Howard;
I've done a bit of elementary stats work on our top 10 results. A few things come out of this:
1) The best rmsd reported on the website in the top 10 list differs from that posted within the text details of the generation. I assume from this that you're running your own algorithm on the the best ones and coming up with your own #. Since we're spending so much time on a single structure sometimes, why aren't we using the same algorithm?
2) # 9 on the list is seriously whacked. The top 10 list says 175 gens have been completed but the text details only says 66.
3) 7 out of the top 10 have data for beyond gen 100. Of these 7 only 2 found their best results near the end of their efforts. On average, the clients found their best result at 58% of their total effort. If you remove the two that did best towards the end from the equation it drops to 44% effort.

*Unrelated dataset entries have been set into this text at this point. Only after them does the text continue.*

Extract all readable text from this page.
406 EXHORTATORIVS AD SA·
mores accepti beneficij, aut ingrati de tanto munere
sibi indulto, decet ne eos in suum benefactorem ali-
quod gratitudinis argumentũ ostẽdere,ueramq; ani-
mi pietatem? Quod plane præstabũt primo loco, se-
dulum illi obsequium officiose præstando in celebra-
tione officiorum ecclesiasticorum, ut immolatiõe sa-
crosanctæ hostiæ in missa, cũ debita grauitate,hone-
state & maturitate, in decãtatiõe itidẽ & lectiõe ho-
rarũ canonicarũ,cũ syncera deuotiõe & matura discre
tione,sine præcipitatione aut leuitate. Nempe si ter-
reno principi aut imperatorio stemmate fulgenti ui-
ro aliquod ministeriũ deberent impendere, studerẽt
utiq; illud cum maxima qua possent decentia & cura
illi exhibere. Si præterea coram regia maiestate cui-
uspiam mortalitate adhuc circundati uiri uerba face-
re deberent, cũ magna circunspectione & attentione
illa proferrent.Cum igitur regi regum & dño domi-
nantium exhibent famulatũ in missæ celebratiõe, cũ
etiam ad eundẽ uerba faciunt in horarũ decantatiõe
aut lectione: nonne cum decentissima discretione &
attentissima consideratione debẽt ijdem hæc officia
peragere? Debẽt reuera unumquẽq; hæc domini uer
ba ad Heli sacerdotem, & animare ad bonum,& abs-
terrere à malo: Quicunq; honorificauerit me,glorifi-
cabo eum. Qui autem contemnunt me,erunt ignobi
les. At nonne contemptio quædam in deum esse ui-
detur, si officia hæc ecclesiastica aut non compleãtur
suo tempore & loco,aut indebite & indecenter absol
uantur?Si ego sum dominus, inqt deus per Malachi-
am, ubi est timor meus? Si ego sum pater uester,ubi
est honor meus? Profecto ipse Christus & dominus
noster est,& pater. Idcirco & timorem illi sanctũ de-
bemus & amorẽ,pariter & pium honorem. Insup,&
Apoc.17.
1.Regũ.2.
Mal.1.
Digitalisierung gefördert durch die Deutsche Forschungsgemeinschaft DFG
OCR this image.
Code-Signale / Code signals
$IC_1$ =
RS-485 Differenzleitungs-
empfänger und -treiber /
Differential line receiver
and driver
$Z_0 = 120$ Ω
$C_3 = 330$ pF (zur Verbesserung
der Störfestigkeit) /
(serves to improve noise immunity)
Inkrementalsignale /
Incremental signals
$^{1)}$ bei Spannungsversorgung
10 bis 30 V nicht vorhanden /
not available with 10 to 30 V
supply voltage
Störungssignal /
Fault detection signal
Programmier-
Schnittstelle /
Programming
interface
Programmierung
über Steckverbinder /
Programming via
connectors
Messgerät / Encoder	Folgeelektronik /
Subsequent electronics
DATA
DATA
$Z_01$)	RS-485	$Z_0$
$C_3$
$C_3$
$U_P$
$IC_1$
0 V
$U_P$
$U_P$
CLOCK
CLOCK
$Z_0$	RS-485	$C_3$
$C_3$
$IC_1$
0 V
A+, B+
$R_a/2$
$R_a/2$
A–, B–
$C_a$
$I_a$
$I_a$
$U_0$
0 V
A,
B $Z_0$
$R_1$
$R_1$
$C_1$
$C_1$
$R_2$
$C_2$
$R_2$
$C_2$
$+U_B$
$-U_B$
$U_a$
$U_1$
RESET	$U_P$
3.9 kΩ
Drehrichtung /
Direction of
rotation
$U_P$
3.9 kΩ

My proposal is as follows:
1) Make the # of generations dynamic based on the results of the gen.
2) Always fold out to 100 gens.
3) take the best result from the 100 and keep going another 20%. If within that 20% you do not find a better fold, abandon the set and start all over again.
4) If you do find a better one within the 20%, go out another 20%. This way we will only waste about 20% of our effort.
By my calculations the two sets in the top 10 that found their best result towards the end of their work so far would still have been included. But the others would have given up sooner which we now know to be a good thing.
This is similar to a suggestion I made a while back, but now I have some stats to back up my position.
ms